Two years ago, accused of petty theft but never charged, Francisco and his twin brother -- they were 16 -- were jailed, illegally for over 18 months in a compound occupied by hardened adult felons. Corrections officers and older inmates alike took turns harassing and beating them. They also witnessed the rape of young prisoners by guards and trustees, an indiscretion they paid by spending two weeks in a five foot square torture cell, along with a dozen other prisoners.
When Francisco and his brother returned to the compound, they discovered that the key to their locker had been stolen.

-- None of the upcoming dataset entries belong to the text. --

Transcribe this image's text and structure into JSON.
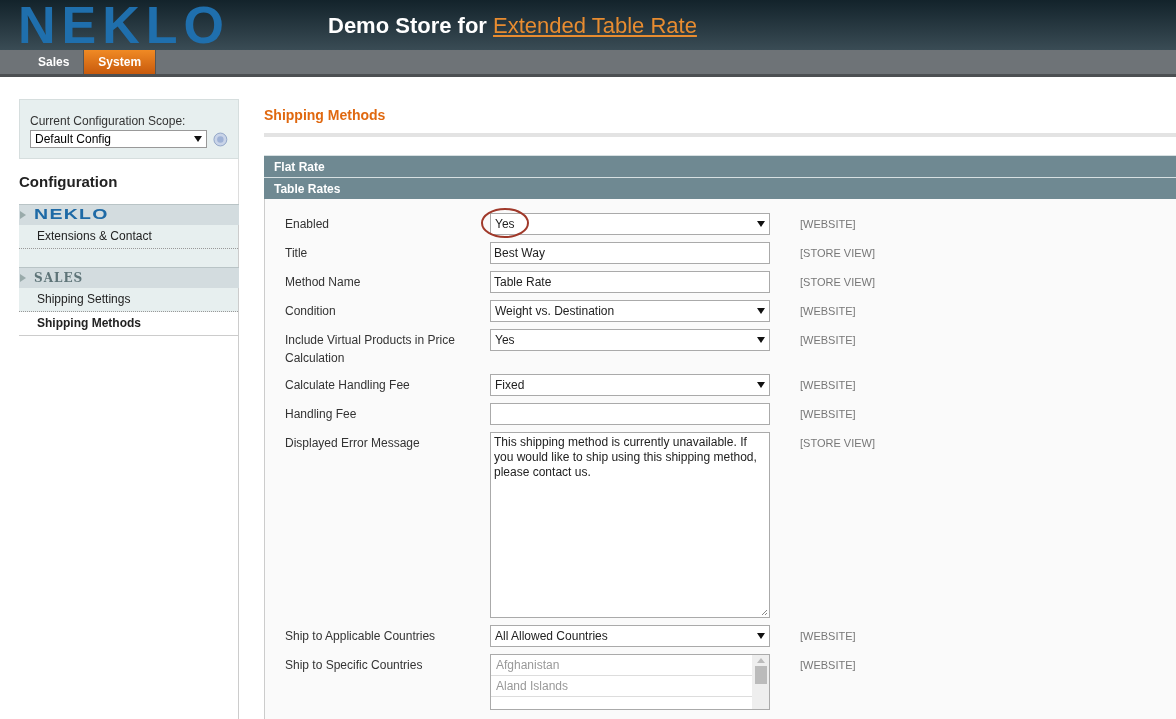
{
  "header": {
    "logo": "NEKLO",
    "title": "Demo Store for",
    "title_link": "Extended Table Rate"
  },
  "nav": [
    {
      "label": "Sales",
      "selected": false
    },
    {
      "label": "System",
      "selected": true
    }
  ],
  "sidebar": {
    "scope_label": "Current Configuration Scope:",
    "scope_value": "Default Config",
    "heading": "Configuration",
    "groups": [
      {
        "title": "NEKLO",
        "kind": "logo",
        "items": [
          {
            "label": "Extensions & Contact",
            "selected": false
          }
        ]
      },
      {
        "title": "SALES",
        "kind": "text",
        "items": [
          {
            "label": "Shipping Settings",
            "selected": false
          },
          {
            "label": "Shipping Methods",
            "selected": true
          }
        ]
      }
    ]
  },
  "page_title": "Shipping Methods",
  "sections": [
    {
      "title": "Flat Rate"
    },
    {
      "title": "Table Rates"
    }
  ],
  "fields": [
    {
      "label": "Enabled",
      "kind": "select",
      "value": "Yes",
      "scope": "[WEBSITE]",
      "circled": true
    },
    {
      "label": "Title",
      "kind": "text",
      "value": "Best Way",
      "scope": "[STORE VIEW]"
    },
    {
      "label": "Method Name",
      "kind": "text",
      "value": "Table Rate",
      "scope": "[STORE VIEW]"
    },
    {
      "label": "Condition",
      "kind": "select",
      "value": "Weight vs. Destination",
      "scope": "[WEBSITE]"
    },
    {
      "label": "Include Virtual Products in Price Calculation",
      "kind": "select",
      "value": "Yes",
      "scope": "[WEBSITE]"
    },
    {
      "label": "Calculate Handling Fee",
      "kind": "select",
      "value": "Fixed",
      "scope": "[WEBSITE]"
    },
    {
      "label": "Handling Fee",
      "kind": "text",
      "scope": "[WEBSITE]"
    },
    {
      "label": "Displayed Error Message",
      "kind": "textarea",
      "value": "This shipping method is currently unavailable. If you would like to ship using this shipping method, please contact us.",
      "scope": "[STORE VIEW]"
    },
    {
      "label": "Ship to Applicable Countries",
      "kind": "select",
      "value": "All Allowed Countries",
      "scope": "[WEBSITE]"
    },
    {
      "label": "Ship to Specific Countries",
      "kind": "listbox",
      "options": [
        "Afghanistan",
        "Aland Islands"
      ],
      "scope": "[WEBSITE]"
    }
  ]
}
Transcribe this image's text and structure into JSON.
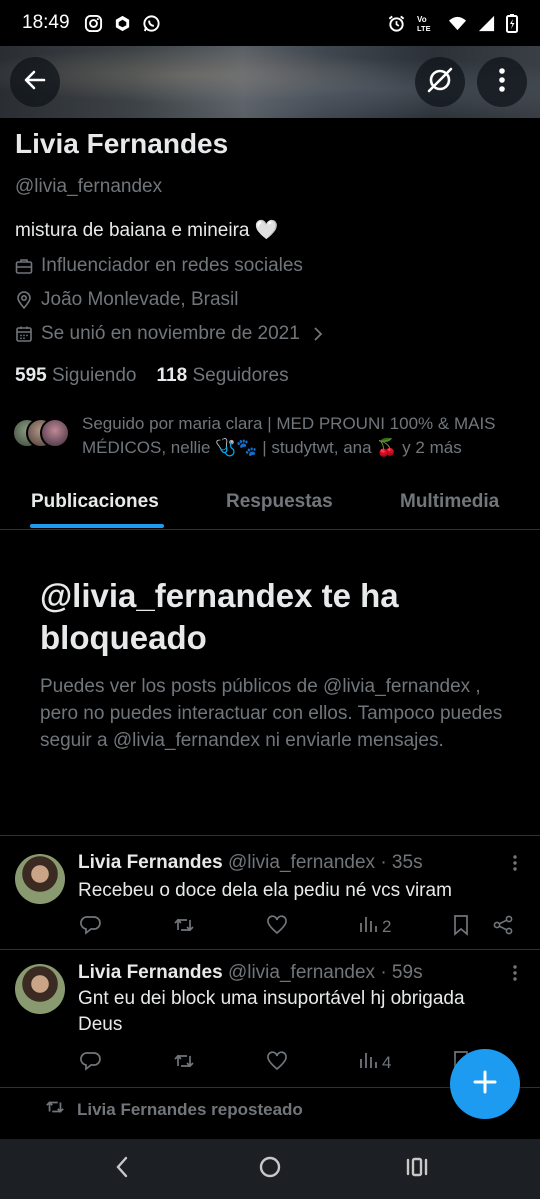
{
  "status_bar": {
    "time": "18:49",
    "left_icons": [
      "instagram-icon",
      "dropbox-icon",
      "whatsapp-icon"
    ],
    "right_icons": [
      "alarm-icon",
      "volte-icon",
      "wifi-icon",
      "signal-icon",
      "battery-icon"
    ],
    "volte_label": "Vo LTE"
  },
  "header": {
    "back_icon": "arrow-left-icon",
    "grok_icon": "grok-slash-icon",
    "more_icon": "more-vertical-icon"
  },
  "profile": {
    "name": "Livia Fernandes",
    "handle": "@livia_fernandex",
    "bio": "mistura de baiana e mineira 🤍",
    "category": "Influenciador en redes sociales",
    "location": "João Monlevade, Brasil",
    "joined": "Se unió en noviembre de 2021",
    "following_count": "595",
    "following_label": "Siguiendo",
    "followers_count": "118",
    "followers_label": "Seguidores",
    "followed_by": "Seguido por maria clara | MED PROUNI 100% & MAIS MÉDICOS, nellie 🩺🐾 | studytwt, ana 🍒 y 2 más"
  },
  "tabs": [
    {
      "label": "Publicaciones",
      "active": true
    },
    {
      "label": "Respuestas",
      "active": false
    },
    {
      "label": "Multimedia",
      "active": false
    }
  ],
  "blocked": {
    "title": "@livia_fernandex te ha bloqueado",
    "text": "Puedes ver los posts públicos de @livia_fernandex , pero no puedes interactuar con ellos. Tampoco puedes seguir a @livia_fernandex ni enviarle mensajes."
  },
  "posts": [
    {
      "author": "Livia Fernandes",
      "handle": "@livia_fernandex",
      "time": "· 35s",
      "text": "Recebeu o doce dela ela pediu né vcs viram",
      "views": "2"
    },
    {
      "author": "Livia Fernandes",
      "handle": "@livia_fernandex",
      "time": "· 59s",
      "text": "Gnt eu dei block uma insuportável hj obrigada Deus",
      "views": "4"
    }
  ],
  "repost_label": "Livia Fernandes reposteado",
  "colors": {
    "accent": "#1d9bf0",
    "background": "#000000",
    "text_primary": "#e7e9ea",
    "text_secondary": "#71767b",
    "divider": "#2f3336"
  }
}
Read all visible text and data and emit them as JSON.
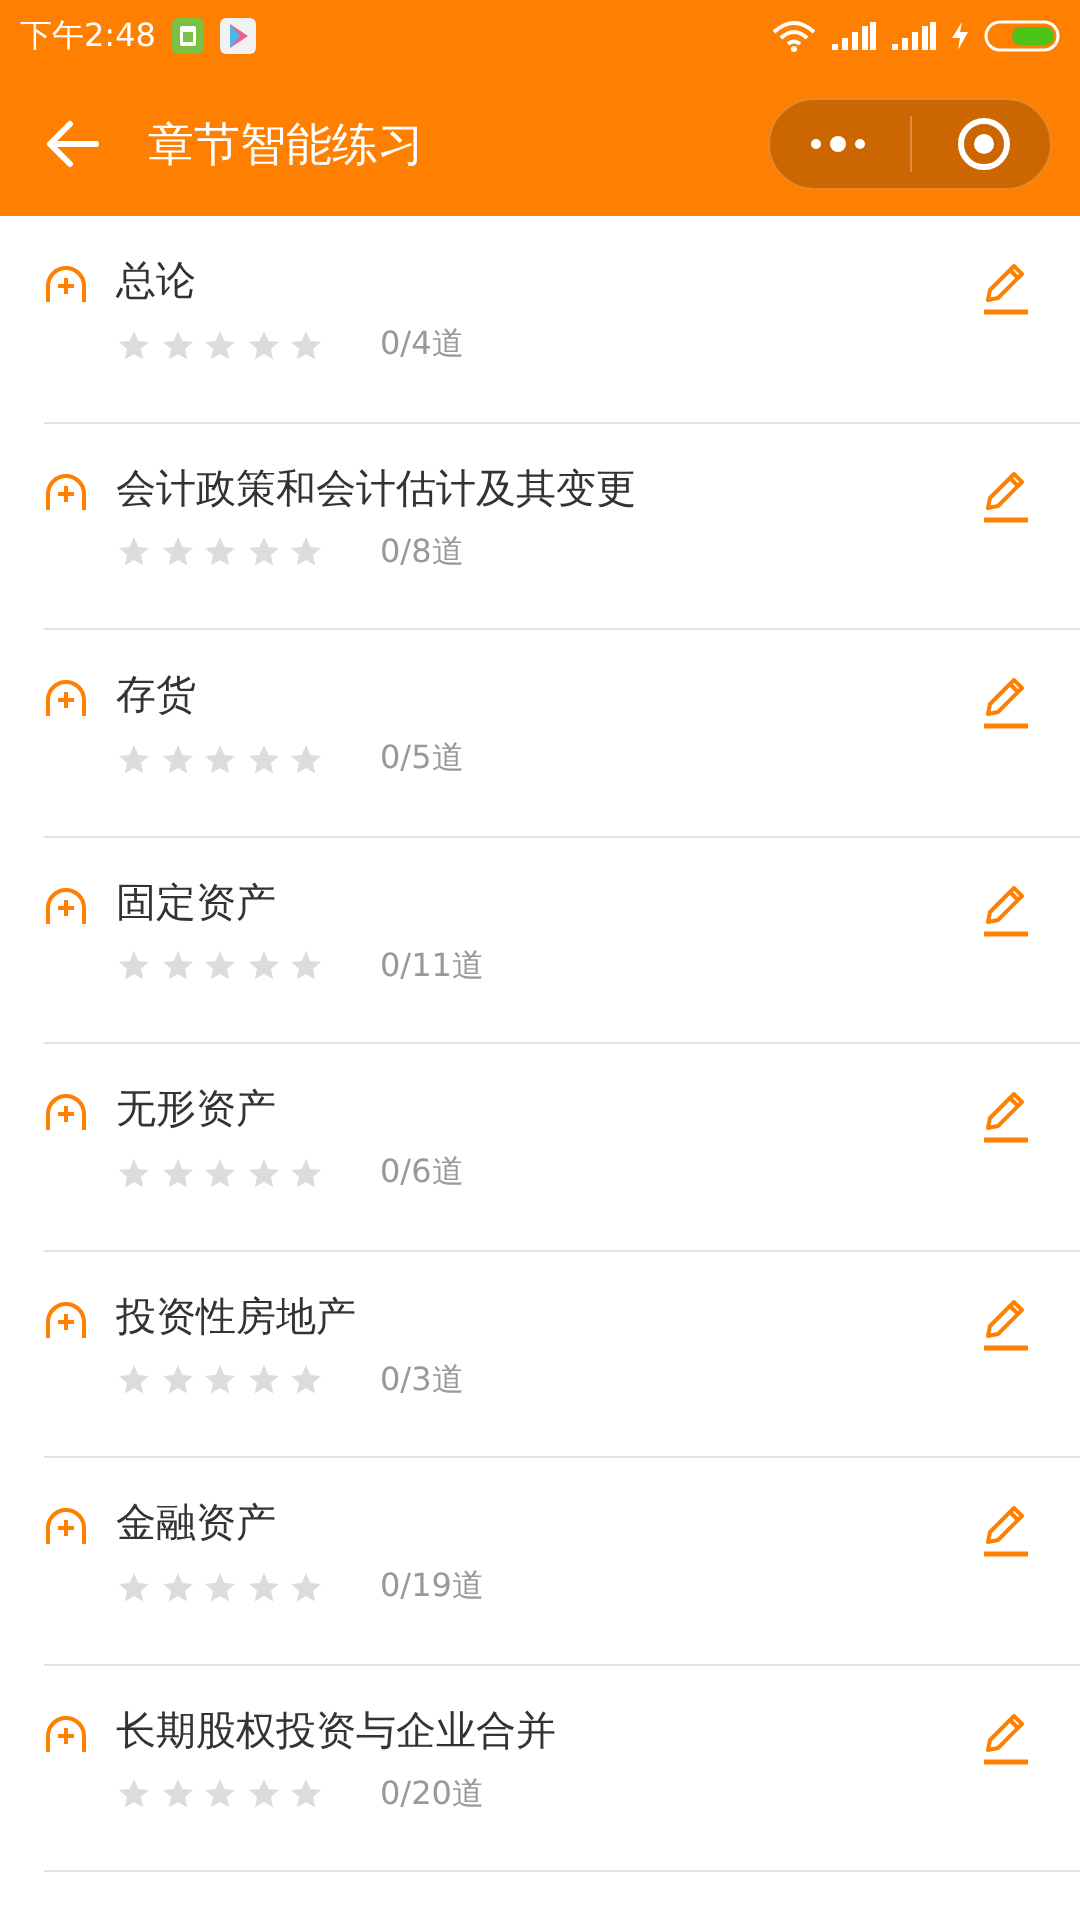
{
  "status_bar": {
    "time": "下午2:48"
  },
  "nav_bar": {
    "title": "章节智能练习"
  },
  "chapters": [
    {
      "title": "总论",
      "stars": 0,
      "count": "0/4道"
    },
    {
      "title": "会计政策和会计估计及其变更",
      "stars": 0,
      "count": "0/8道"
    },
    {
      "title": "存货",
      "stars": 0,
      "count": "0/5道"
    },
    {
      "title": "固定资产",
      "stars": 0,
      "count": "0/11道"
    },
    {
      "title": "无形资产",
      "stars": 0,
      "count": "0/6道"
    },
    {
      "title": "投资性房地产",
      "stars": 0,
      "count": "0/3道"
    },
    {
      "title": "金融资产",
      "stars": 0,
      "count": "0/19道"
    },
    {
      "title": "长期股权投资与企业合并",
      "stars": 0,
      "count": "0/20道"
    }
  ]
}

They confronted a fellow prisoner. High on drugs, the prisoner lunged at Francisco with a knife, wounding him and killing his brother instantly.
Last October, following months of charges and counter-charges between him and Honduran authorities, Bruce Harris, Casa Alianza's Executive Director, presented this latest case of torture and other abuses to the Inter-American Human Rights Commission in Washington. Purpose of the meeting was to inform the Commission of the endemic atrocities committed against minors in the country's 24 penal institutions and to seek swift punishment of the perpetrators.
Accompanying Harris were various dignitaries, including the Honduran representative to the Organization of American States, Ambassador Marlene de Talbot, and Public Defender, Linda Rivera. But, without a doubt, the most important member of the delegation was Francisco Jacu himself.
In a riveting testimony to the Commission, Francisco described in detail his experiences as the SPS prison. He spoke of the abuse, physical and sexual, adult prisoners commit against minors and he sketched a stark image of the terrible living conditions they must endure. He told his galvanized audience about the torture chamber in which he and a dozen or more inmates were herded and where they slept standing up in the intense heat, about the plastic bags in which some foul meal was served once a day and how he and his fellow prisoners were forced to relieve themselves in the very same bags. Choking back the tears, he recounted how guards would come by at night, throw buckets of water into the cell then apply live electric wires on the metal grating against which the exhausted men were leaning.
"The guards were amused. They enjoyed the spectacle of sweating, hungry, tired, humiliated men squirming in pain every time they sent another jolt of current...."
When Francisco returned to Choloma, his home town, Casa Alianza bought him two pairs of shoes. It was to be a good luck gift, his send-off on a steadier course, a more auspicious road ahead. But he had become something of a celebrity and, from hereon in, the easy target of an unrepentant and vengeful judiciary.
Predictably, Francisco was re-arrested in November and remanded to the SPS penitentiary on trumped-up charges, hearsay and circumstantial evidence that would have been summarily dismissed had Honduras' inquisitorial system not prevailed. Months of investigations and dozens of writs of habeus corpus filed by Casa Alianza's Legal Aid Office were systematically thwarted. He was still in jail last month when I paid him a visit. Casa Alianza's lawyer, Gustavo Escoto, Public Defender, Hector Arzu and this writer spent a day poring over Francisco's files at the Third Judicial District in San Pedro Sula. None found any proof of wrongdoing. Worse, Francisco has yet to be charged. Naked revenge by the State for his testimony in Washington and for the ensuing embarrassment Honduras suffered in the court of public opinion cannot be discounted. An appeal has been filed.
Shy, not given to idle chatter, his eyes and thoughts turned toward Choloma where his mother and young brothers and sisters live, Francisco spits in his fingers and rubs the shoes' once lustrous leather face. Some of the former sheen yields briefly to his gentle strokes but the elements and neglect are unforgiving and the gray dullness soon reappears, hastened by the burning sun and the hot swirling dust at his feet, as if to mock him.
His selfhood impugned, his faith in human institutions shaken, Francisco waits for justice. In Honduras, in very special cases, innocence alone will not buy freedom.